For the first time since she’d begun talking, Addie smiled. “Honey, you aren’t telling me anything I don’t know. Something I need to tell you. It might help you understand Matt better. Kaga committed suicide. With a knife.”
Light-headed, Cat gripped the railing. She couldn’t speak for thinking. Finally she said, “Do you think Matt saw? That that’s where his nightmares came from?”
Now it was Addie’s turn to hug herself. “I asked him. After he told me he loved me, I let him know he could tell me anything and I’d honor it. He said he wanted to but the words wouldn’t come out. He believed it was better for him to put the past behind him.”
Still light-headed, Cat faced the land that defined Coyote Ranch. She felt as if she’d come here knowing nothing about her lover. In a few minutes, Addie had opened a door to Matt’s past, maybe a Pandora’s box.
“What kind of mental illness did Kaga have?”

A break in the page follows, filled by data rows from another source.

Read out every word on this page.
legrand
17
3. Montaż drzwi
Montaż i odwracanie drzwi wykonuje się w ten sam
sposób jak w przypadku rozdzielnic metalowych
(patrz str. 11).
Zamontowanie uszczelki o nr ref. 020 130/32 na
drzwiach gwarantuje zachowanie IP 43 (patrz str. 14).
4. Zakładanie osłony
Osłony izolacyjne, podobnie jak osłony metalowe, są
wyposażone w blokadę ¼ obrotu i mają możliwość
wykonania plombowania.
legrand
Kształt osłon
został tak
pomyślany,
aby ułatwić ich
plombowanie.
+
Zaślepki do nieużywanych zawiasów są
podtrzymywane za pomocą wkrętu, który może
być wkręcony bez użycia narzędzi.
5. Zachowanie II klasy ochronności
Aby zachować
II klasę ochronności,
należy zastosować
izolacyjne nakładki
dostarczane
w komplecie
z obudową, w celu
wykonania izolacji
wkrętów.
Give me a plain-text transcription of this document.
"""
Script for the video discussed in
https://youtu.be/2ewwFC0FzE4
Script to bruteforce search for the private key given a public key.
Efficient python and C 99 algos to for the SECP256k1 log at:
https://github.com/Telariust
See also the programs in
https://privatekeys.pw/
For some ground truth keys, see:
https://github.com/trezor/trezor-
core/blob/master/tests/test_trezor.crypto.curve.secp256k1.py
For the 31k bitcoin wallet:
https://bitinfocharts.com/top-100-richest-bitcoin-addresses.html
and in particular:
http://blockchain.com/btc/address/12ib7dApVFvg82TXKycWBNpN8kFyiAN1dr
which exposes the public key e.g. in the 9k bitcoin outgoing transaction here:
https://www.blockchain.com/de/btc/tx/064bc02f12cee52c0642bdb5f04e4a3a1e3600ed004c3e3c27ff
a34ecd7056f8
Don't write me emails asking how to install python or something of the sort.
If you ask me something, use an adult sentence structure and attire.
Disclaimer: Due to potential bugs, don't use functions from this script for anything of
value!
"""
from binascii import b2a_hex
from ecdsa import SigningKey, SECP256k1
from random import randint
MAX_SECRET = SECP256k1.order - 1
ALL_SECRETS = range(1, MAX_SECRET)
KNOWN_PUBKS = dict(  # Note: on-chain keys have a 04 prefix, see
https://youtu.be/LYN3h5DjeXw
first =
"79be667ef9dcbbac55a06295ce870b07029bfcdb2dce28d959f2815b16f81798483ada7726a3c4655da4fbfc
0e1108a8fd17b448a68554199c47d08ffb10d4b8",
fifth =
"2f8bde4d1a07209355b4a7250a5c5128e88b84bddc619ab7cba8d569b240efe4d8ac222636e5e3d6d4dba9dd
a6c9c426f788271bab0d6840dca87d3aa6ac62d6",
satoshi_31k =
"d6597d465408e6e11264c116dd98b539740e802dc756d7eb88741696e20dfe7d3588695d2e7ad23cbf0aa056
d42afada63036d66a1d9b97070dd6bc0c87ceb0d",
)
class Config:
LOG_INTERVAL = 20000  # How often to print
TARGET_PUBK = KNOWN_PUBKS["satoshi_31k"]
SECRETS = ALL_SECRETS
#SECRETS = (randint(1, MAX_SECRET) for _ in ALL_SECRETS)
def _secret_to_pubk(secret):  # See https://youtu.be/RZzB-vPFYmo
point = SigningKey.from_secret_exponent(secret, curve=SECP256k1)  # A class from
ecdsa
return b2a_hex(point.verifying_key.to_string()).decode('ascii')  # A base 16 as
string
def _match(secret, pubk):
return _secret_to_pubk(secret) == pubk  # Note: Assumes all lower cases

“Matt’s grandparents said it was the devil’s work, that he was being punished for, and I quote, ‘fornicating with a child.’ ”
“Damn them. Did they tell Matt the same thing?”
“What do you think?”
If the two were here right now, she wasn’t sure she could stop herself from slugging them.
“Apparently,” Addie continued, “Kaga never had professional help. From what the police told me, he withdrew more and more. He’d always been a good worker, but he stopped showing up at the several ranches where he worked part-time. He no longer paid rent on the cabin where he lived, and when they came to evict him, there were signs he hadn’t been there for a while.”